Despite the sales downturn that hit the music game industry, causing Activision to cancel development of future Guitar Hero and DJ Hero titles, Rock Band developer Harmonix is committed to the series.
“Within Rock Band, I think we are very much committed to the franchise,” Harmonix VP of Product Development Greg LoPiccolo told Industry Gamers. “We’re not quite sure what form that takes right now, but even in Rock Band 3 we were exploring some new ideas, some new directions, and we’re very pleased with how the Pro stuff came out.”
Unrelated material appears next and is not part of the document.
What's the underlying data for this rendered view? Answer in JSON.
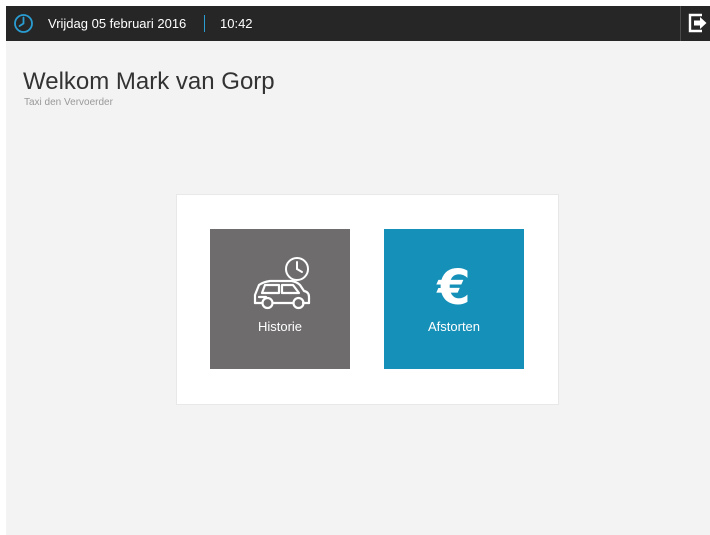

“And all along we’ve been working on other kind of evolutionary directions to take Rock Band and Rock Band game play that we find exciting,” he continued. “So I think from our perspective we want to keep creating things that we think are cool and compelling and push the envelope in new directions, and then the market will pronounce its judgement on our efforts. But that’s, to some degree, out of our hands. It’s our job to make good stuff.”
So just how will Harmonix build on the Rock Band formula?
“One thing for instance that really has not been successfully explored that we would love to crack in some way is music gaming experiences that allow the player some creative input,” he remarked. “For instance, Rock Band was really fun, but you’re really pretending to play other people’s music. I think it would be I think really exciting to come up with a game experience where, like in lots of other games, you have some creative choice. There’s lots of games where you kind of get to make stuff or you make tactical choices that have consequences and it would be great to apply some of those.”
The idea of giving players more creative freedom is good, but how this will translate into gameplay will be key.
Pro mode in Rock Band 3 was excellent, but there’s no denying that it was for a minority of people, and any advanced creativity features would most likely suffer the same fate.